The first round of food, bread and my salad, came up in about 10 minutes. There wasn’t much noteworthy about either dish. The bread was in that strange state between soft and hard that bread gets when it’s produced, allowed to cool and then warmed again. The knot shape made for good presentation, but it wasn’t anything worth ordering. The salad was much the same, with lettuce that was on the verge of wilting and salad dressing that was uninspiring. The lettuce was sweating profusely in the heat, leaving me with a salad that was water logged and relatively tasteless.

After 10 more minutes, our entrees showed up. Dereck’s looked pretty good and he confirmed this sentiment. It looks like typical bar food and he seemed to enjoy it.

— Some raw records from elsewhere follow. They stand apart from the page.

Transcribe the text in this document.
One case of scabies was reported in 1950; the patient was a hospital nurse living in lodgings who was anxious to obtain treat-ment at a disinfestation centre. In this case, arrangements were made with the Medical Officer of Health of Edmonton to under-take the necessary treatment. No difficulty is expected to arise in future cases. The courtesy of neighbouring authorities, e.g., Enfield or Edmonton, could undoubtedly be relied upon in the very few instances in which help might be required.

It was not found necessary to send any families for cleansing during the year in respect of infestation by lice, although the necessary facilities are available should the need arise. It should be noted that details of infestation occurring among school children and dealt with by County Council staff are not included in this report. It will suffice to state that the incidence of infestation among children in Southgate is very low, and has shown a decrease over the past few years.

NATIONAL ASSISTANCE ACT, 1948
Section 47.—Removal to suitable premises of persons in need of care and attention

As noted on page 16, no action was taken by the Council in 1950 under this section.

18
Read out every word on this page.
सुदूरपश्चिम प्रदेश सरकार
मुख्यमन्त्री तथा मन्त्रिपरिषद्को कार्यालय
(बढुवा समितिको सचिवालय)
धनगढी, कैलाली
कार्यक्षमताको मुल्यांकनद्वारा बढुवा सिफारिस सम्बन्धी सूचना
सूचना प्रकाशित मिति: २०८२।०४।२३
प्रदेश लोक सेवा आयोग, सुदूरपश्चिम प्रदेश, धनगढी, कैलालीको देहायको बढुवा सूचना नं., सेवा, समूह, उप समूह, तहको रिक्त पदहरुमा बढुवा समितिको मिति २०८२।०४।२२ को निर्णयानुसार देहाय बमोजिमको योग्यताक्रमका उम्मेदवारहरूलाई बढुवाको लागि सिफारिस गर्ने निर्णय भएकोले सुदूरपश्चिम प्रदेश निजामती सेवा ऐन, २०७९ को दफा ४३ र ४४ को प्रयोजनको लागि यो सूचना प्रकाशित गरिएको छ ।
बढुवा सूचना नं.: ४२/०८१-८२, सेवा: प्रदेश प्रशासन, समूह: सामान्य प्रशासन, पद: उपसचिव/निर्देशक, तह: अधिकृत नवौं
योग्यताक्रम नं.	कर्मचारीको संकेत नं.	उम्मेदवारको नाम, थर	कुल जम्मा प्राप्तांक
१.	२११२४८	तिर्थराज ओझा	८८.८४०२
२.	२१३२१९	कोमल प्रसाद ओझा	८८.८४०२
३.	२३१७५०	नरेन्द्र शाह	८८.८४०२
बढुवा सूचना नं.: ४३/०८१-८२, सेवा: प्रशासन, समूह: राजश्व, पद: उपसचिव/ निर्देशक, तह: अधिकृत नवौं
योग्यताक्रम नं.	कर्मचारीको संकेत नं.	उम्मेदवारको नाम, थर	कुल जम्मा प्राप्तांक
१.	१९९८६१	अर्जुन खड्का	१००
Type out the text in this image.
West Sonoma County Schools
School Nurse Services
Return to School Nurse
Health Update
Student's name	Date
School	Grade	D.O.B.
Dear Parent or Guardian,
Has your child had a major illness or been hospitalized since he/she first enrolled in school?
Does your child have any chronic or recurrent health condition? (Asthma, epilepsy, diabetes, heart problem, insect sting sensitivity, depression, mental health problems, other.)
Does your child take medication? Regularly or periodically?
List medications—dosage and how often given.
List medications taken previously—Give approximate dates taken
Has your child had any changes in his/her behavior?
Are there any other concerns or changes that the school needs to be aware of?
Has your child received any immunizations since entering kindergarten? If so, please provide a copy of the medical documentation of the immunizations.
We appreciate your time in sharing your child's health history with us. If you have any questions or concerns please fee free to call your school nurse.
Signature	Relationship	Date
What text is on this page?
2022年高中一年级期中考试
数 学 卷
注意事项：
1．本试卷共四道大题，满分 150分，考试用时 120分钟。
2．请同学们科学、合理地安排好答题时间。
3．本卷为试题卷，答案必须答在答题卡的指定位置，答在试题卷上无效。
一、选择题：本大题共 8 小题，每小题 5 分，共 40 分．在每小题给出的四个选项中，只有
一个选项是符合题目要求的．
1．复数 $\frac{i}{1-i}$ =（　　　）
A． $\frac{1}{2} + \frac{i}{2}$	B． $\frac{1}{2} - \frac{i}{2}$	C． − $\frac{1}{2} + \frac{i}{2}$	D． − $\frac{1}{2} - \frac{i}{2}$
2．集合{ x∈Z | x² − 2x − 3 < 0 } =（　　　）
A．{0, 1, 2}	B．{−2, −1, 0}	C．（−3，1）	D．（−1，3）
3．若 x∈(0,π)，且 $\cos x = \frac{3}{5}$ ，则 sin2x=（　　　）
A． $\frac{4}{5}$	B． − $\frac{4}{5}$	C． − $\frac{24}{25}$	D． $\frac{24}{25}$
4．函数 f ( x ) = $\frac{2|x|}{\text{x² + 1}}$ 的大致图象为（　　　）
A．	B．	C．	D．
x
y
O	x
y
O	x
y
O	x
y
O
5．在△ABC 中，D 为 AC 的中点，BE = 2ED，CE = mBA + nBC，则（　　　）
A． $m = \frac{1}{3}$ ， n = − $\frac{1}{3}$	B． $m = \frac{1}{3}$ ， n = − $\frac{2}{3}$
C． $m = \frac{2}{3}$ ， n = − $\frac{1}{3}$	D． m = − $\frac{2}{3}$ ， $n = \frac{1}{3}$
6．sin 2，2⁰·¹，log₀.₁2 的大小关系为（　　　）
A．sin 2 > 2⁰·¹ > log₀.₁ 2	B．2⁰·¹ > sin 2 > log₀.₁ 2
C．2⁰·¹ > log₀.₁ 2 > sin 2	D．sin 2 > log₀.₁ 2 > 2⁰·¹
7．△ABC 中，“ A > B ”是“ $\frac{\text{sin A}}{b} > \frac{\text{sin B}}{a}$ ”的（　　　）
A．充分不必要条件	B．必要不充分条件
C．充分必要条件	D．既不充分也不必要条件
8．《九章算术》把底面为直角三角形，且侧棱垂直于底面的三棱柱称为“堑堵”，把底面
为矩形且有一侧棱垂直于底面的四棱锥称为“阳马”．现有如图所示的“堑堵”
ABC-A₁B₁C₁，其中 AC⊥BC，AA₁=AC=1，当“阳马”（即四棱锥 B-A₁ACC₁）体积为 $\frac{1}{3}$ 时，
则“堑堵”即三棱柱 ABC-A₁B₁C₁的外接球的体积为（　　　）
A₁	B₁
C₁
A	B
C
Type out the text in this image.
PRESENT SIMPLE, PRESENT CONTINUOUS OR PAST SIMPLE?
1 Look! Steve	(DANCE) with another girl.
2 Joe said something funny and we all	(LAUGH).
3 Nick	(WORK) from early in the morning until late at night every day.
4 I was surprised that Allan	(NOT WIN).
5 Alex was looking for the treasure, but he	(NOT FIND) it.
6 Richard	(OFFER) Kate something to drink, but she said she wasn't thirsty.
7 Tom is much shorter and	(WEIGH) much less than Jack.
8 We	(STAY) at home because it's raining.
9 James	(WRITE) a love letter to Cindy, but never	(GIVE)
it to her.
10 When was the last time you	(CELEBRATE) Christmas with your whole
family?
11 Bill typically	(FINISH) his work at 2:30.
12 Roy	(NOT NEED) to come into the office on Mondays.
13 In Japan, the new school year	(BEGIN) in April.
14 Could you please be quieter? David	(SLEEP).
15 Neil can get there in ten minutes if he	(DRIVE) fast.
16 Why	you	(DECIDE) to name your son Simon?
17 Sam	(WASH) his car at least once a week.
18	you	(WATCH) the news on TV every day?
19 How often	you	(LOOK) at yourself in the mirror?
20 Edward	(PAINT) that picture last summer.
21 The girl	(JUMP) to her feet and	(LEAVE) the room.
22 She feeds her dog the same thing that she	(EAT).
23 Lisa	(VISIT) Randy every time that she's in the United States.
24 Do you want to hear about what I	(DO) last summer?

My Ribeye came out and it both looked and tasted pretty good. I ordered it medium rare and it came out a little more well done than I like, but all around it was what I would expect in a ribeye. It was unseasoned and obviously had not been aged, but for a fresh cut of meat, it was acceptable. The meat was actually a good indicator of Primos as a concept, a little overdone but acceptable.

The potato that came with it, lacking bacon and dry, was lackluster as well. Instead of a cheddar cheese, they used a mozzarella which didn’t help the cause. I spooned out the hot insides, filled it with butter and sour cream and chipped away at it. Acceptable, but nothing stellar.

All and all, I guess I can see why Primos was so empty. It’s in a great location (on a busy section of Ulmerton road) and the prices are fair, but it’s nothing to write home about.